Blue Foundry Bank Corporate Headquarters, Parsippany: Blue Foundry Bank retained DMR not just to design each of their branches and a new headquarters, but to consider them pillars to express their corporate culture. Blue Foundry was committed to creating places that heighten engagement at all levels, using design to stimulate the business environment as a form of brand ambassador. Being awarded this work – and empowered to fulfill the vision of a progressive executive team during its launch as a public company – was extremely satisfying. This is what we worked 30 years to become: a place where design is a reflection of the mission of our clients as well as a functional and aesthetically stimulating environment.

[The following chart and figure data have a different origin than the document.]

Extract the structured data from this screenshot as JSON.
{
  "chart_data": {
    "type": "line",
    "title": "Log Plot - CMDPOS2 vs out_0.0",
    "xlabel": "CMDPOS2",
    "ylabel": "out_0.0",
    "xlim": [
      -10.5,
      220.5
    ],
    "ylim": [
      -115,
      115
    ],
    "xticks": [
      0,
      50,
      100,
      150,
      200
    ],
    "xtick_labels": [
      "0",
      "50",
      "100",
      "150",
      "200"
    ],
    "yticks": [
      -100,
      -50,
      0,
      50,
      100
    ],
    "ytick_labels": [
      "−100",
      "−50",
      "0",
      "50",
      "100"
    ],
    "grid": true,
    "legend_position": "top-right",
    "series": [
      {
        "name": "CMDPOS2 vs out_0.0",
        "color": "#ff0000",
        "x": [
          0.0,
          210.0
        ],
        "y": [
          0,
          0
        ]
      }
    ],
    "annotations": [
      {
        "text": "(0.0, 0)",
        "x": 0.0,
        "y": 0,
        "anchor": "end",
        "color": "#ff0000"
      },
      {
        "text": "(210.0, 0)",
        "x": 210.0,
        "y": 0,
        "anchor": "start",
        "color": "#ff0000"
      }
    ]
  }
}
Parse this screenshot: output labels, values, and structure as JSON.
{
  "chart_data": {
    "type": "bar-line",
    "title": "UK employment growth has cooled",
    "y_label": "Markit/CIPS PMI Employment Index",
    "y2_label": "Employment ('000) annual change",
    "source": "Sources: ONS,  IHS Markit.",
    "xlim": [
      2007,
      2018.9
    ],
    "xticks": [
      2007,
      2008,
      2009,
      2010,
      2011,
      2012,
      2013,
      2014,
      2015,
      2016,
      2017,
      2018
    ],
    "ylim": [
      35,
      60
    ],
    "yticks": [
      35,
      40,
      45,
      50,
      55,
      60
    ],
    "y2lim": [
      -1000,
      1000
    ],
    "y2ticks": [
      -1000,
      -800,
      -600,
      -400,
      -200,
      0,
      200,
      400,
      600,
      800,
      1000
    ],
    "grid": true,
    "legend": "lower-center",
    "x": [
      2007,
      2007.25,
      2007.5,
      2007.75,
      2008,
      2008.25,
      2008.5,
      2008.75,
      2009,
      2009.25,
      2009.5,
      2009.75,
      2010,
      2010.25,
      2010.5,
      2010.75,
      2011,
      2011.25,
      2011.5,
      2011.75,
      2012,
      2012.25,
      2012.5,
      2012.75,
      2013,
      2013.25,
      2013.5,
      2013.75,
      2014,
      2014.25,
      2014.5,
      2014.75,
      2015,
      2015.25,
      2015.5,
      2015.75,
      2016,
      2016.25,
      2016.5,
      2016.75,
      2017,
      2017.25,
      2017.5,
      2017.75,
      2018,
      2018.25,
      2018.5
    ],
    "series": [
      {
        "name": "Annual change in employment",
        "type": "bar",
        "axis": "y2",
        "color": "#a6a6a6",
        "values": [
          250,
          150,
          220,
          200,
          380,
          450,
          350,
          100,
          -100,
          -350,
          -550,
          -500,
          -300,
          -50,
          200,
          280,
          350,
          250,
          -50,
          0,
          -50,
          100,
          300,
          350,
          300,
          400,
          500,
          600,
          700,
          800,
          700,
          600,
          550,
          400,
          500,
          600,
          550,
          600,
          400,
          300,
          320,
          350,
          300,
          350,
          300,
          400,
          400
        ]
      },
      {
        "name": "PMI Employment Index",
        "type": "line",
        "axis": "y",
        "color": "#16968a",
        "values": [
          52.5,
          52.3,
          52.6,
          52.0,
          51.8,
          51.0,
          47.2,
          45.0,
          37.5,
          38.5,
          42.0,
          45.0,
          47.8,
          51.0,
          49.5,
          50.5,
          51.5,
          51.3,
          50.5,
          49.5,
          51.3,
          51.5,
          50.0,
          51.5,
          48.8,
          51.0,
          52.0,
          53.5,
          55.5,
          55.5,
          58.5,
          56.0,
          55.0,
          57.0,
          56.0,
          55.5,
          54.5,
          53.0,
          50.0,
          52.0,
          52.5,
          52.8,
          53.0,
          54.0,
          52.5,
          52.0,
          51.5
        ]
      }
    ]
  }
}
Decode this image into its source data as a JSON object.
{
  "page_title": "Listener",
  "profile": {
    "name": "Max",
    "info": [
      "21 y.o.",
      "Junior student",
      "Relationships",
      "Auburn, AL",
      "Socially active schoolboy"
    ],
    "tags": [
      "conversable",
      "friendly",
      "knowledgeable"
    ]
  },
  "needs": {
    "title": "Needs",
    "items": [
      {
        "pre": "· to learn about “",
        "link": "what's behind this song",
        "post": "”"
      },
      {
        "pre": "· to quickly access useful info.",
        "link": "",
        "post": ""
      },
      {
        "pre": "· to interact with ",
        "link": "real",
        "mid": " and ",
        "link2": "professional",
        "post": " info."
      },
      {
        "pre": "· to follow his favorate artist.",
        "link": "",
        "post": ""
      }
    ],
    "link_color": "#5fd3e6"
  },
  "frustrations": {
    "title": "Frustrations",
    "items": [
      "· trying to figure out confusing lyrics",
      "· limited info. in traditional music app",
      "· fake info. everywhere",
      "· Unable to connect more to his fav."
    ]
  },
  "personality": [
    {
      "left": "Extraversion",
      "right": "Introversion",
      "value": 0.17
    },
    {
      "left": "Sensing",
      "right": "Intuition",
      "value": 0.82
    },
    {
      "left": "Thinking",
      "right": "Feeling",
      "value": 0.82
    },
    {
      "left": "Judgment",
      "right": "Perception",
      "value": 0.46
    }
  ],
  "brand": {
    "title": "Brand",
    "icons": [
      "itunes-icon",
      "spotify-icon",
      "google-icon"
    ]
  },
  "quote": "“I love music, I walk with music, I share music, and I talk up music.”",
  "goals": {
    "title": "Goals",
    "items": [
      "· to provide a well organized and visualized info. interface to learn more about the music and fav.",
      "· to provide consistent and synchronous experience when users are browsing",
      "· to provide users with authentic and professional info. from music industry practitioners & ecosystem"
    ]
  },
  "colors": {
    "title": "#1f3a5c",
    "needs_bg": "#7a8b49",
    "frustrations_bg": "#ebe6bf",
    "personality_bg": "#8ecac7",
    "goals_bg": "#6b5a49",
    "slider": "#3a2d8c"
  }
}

Montgomery Municipal Center: Public buildings, including municipal buildings and public safety facilities, have been staple practice areas for DMR since its inception, but we know that these buildings are community pillars, reflecting the important work that happens within them and needing appropriately to fit into the community. In Montgomery, this meant our designers reflected on input from more than 200 residents who participated in the planning meetings to create a stunning municipal facility that honored the town’s rich history.
River Park Town Center, Hanover: One of our points of pride is that we can provide complementary services in-house, offering our clients unmatched expertise under one roof. In Hanover, the mix of planning insight and design reached new heights as we invented a new downtown center for a widespread suburb. With hotels, apartment buildings, retail centers, entertainment, restaurants and inspired public spaces, River Park Town Center is a capstone of insight that draws across our expansive history and our diverse practice offerings.
City of Hackensack Revitalization and Redevelopment Services: Perhaps the best-known New Jersey redevelopment of the 21st century, Hackensack as a planning project had its roots in an economic problem: how do we create the revenues needed to update aging infrastructure and to revitalize businesses whose relevance was lost when city centers were replaced by regional malls in the 1960s and 1970s? The answer turned out to be a mix of fiscal engineering and lifestyle evolution. Today that means more than 4,500 new residences and hundreds of millions of dollars in new ratables were brought to the City that now finds itself compared to the greatest recovery stories in New Jersey’s history.
Frank J. Gargiulo Campus, Hudson County Schools of Technology: Being awarded our largest project to date just as we celebrated 25 years in business was a thrill. The 350,000 sq. ft. project was a massive effort and is one of the most sophisticated, complex learning environments in the country. Yet we never wavered from the commitment we made in 1991 to provide important architectural services to the educational sector, no matter the size. That same year, we still brought on more than 25 pre-K-12 projects valued at less than $1 million, providing critical services to school districts.